4. Pensionen: Ein System unter Volllast

Dieser Tage feierte Deutschland das 125-jährige Bestehen seiner „Invaliditäts- und Altersversicherung“. 125 Jahre staatliche Pensionen bieten einen guten Anlass für eine Debatte um Zukunftsreformen. Eineinviertel Jahrhunderte nach der Gründung werden in Deutschland auch radikale Kurskorrekturen ins Feld geführt, der anerkannte und streitbare Ökonom Hans-Werner Sinn etwa fordert die Abschaffung eines gesetzlichen Pensionsantrittsalters.
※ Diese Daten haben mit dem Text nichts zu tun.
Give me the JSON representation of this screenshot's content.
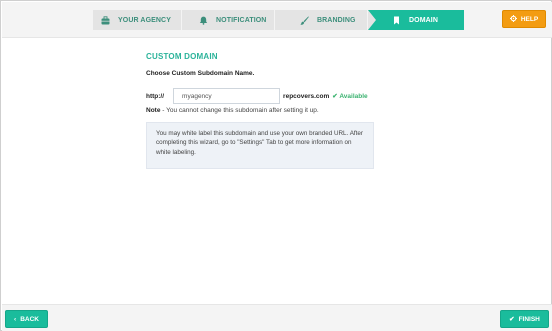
{
  "wizard": {
    "steps": [
      {
        "label": "YOUR AGENCY",
        "icon": "briefcase-icon",
        "active": false
      },
      {
        "label": "NOTIFICATION",
        "icon": "bell-icon",
        "active": false
      },
      {
        "label": "BRANDING",
        "icon": "brush-icon",
        "active": false
      },
      {
        "label": "DOMAIN",
        "icon": "bookmark-icon",
        "active": true
      }
    ],
    "help_label": "HELP",
    "help_icon": "gear-icon"
  },
  "domain": {
    "section_title": "CUSTOM DOMAIN",
    "subtitle": "Choose Custom Subdomain Name.",
    "prefix": "http://",
    "subdomain_value": "myagency",
    "domain_suffix": "repcovers.com",
    "availability": "Available",
    "note_label": "Note",
    "note_text": " - You cannot change this subdomain after setting it up.",
    "info_text": "You may white label this subdomain and use your own branded URL. After completing this wizard, go to \"Settings\" Tab to get more information on white labeling."
  },
  "footer": {
    "back_label": "BACK",
    "finish_label": "FINISH"
  },
  "colors": {
    "accent": "#1abc9c",
    "accent_text": "#2bb39a",
    "help": "#f39c12",
    "inactive_step": "#e4e4e4",
    "available": "#3cb371"
  }
}
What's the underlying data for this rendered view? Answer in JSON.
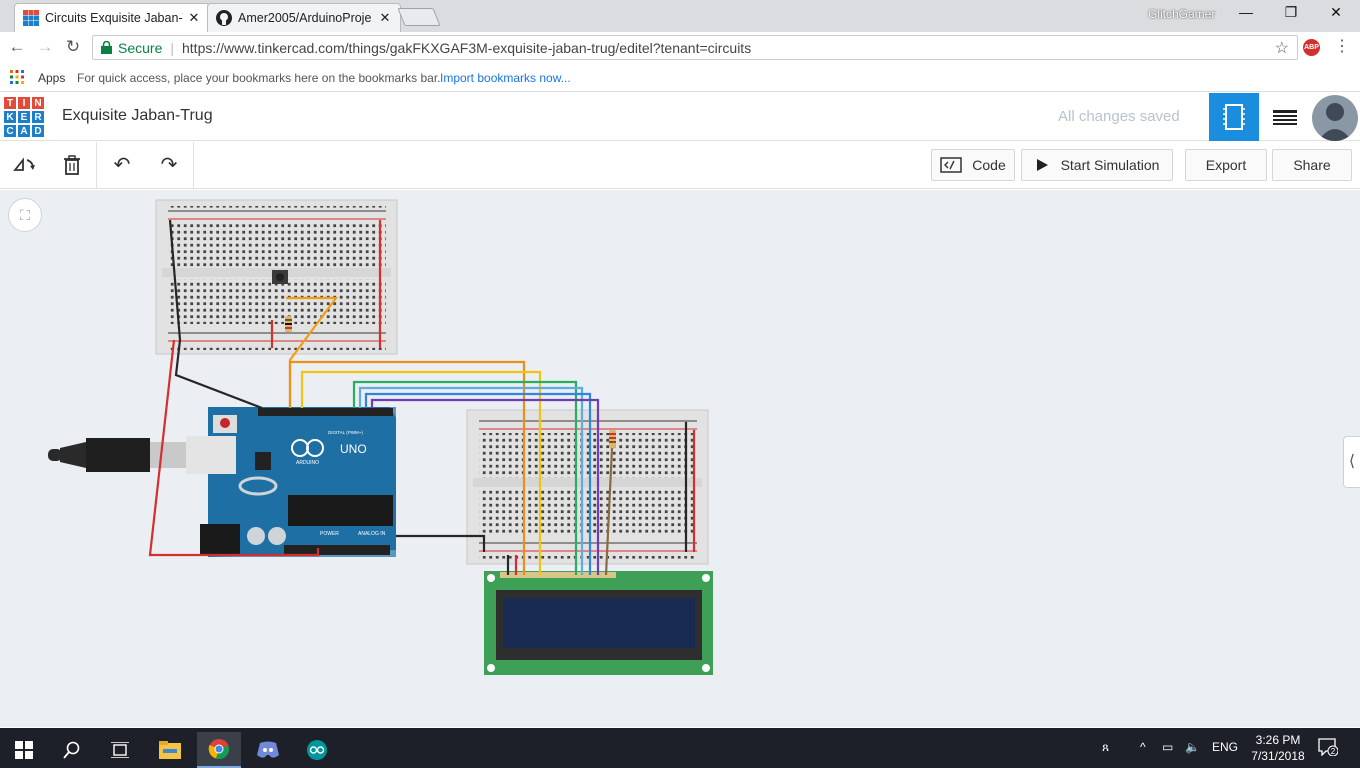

So unwiderruflich sich die demografische Entwicklung auch darstellt, die Politik hat bis dato richtungslos reagiert. Sicher, auch der österreichische Sozialminister Rudolf Hundstorfer (SPÖ) sagt öffentlich, dass das durchschnittliche Pensionsantrittsalter wieder steigen muss, und sei es nur, weil ehemalige Invaliditätspensionisten künftig statistisch anders erfasst werden. Doch bei der großen Frage der Lastenverteilung zwischen Beitragszahlern und -empfängern tut sich wenig.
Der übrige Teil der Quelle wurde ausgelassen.